« Un processus vertueux peut s’enclencher en Libye »
Les dirigeants des autorités
rivales de l’Est et de l’Ouest libyen ont annoncé, le 21 août, un
cessez-le-feu et la tenue d’élections parlementaires. La diplomatie
internationale a œuvré en ce sens, selon Jalel Harchaoui, chercheur à
l’institut néerlandais de relations internationales Clingendael.
Fayez Al Sarraj, qui préside le gouvernement
dit d’union nationale (GNA) à Tripoli, et Aguila Salah, qui dirige le Parlement
réfugié à Tobrouk dans l’Est libyen, ont chacun publié un communiqué le 21 août
pour annoncer un cessez-le-feu et l’organisation à venir d’élections
parlementaires.
Peut-on croire à la cessation des hostilités entre ces autorités rivales ?
Jalel Harchaoui : En
juin, la tension était fortement montée dans le centre et l’est de la Libye. Le
gouvernement de Tripoli et la Turquie, qui le soutient, étaient euphoriques
après la reprise de la capitale et le retrait des troupes de l’Armée nationale
libyenne (ANL) du maréchal Haftar de la Tripolitaine. Les forces du
gouvernement de Tripoli se voyaient conquérir la ville de Syrte, qui ouvre la voie
au croissant pétrolier, et ainsi dominer le pays.

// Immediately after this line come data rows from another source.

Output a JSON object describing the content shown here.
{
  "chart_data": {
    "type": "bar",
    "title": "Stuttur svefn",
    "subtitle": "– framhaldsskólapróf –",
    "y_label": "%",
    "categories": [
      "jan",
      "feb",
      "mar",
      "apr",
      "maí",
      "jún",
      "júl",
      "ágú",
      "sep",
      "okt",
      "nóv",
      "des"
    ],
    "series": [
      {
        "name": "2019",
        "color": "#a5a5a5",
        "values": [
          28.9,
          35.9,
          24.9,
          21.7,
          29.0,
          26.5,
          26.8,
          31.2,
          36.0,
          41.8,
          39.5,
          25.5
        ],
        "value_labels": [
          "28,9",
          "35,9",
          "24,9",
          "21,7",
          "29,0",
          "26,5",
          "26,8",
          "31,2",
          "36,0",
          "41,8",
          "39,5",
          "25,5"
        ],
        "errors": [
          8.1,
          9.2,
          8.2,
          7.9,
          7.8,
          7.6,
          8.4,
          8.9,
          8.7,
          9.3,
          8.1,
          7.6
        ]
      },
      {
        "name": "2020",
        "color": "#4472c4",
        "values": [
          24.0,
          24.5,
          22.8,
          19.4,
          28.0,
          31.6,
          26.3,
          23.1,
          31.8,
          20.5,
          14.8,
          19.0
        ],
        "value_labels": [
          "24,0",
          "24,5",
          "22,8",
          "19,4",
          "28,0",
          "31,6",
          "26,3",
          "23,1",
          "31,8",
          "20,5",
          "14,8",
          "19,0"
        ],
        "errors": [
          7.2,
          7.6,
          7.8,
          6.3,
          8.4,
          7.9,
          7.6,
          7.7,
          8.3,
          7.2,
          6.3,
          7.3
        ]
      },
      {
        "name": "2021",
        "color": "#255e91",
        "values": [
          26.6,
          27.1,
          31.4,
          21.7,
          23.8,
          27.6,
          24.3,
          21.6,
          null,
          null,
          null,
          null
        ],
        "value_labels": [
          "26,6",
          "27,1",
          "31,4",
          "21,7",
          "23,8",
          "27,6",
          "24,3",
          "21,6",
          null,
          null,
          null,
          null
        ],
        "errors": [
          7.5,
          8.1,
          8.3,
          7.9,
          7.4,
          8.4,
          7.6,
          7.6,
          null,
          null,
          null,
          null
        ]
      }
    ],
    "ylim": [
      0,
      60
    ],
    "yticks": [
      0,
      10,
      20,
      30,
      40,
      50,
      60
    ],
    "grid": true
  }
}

Afin d’empêcher la prise de cette ville clé,
les Russes, aidés des Émiriens sur le plan logistique, ont mené une vaste
opération de dissuasion en déployant d’imposants moyens militaires. Et le
président égyptien Al Sissi déclarait le 20 juin qu’il était prêt à envoyer des
troupes en soutien à l’ANL.
Un intense ballet diplomatique a œuvré au
ralentissement de cette dynamique ces dernières semaines. Le soutien du Caire
au cessez-le-feu annoncé du 21 août est la nouvelle donne la plus remarquable.
Cela permet à l’Égypte – d’abord focalisée sur son conflit avec l’Éthiopie
autour du grand barrage sur le Nil – de renoncer à intervenir officiellement
tout en préservant son image.
Les États-Unis se sont également activés sur
le plan diplomatique. Et sur le registre « qui ne dit mot consent », la Russie
et la Turquie ont gardé le silence, soucieuses de conserver chacune leurs zones
d’influence. Alors, certes, cette initiative de paix peut vite échouer, comme
d’autres, mais le potentiel est là malgré tout pour que s’enclenche un
processus vertueux.
Le maréchal Haftar, dit « l’homme fort de l’Est libyen », est-il hors jeu ?
J. H. : Il y avait
une volonté partagée, à Moscou et au Caire, de marginaliser le maréchal,
impulsif et incontrôlable. La Russie et l’Égypte n’ont pas ménagé leur peine
pour qu’il se taise et qu’il soit dans l’incapacité de prendre des initiatives,
aussi bien sur le plan politique que militaire.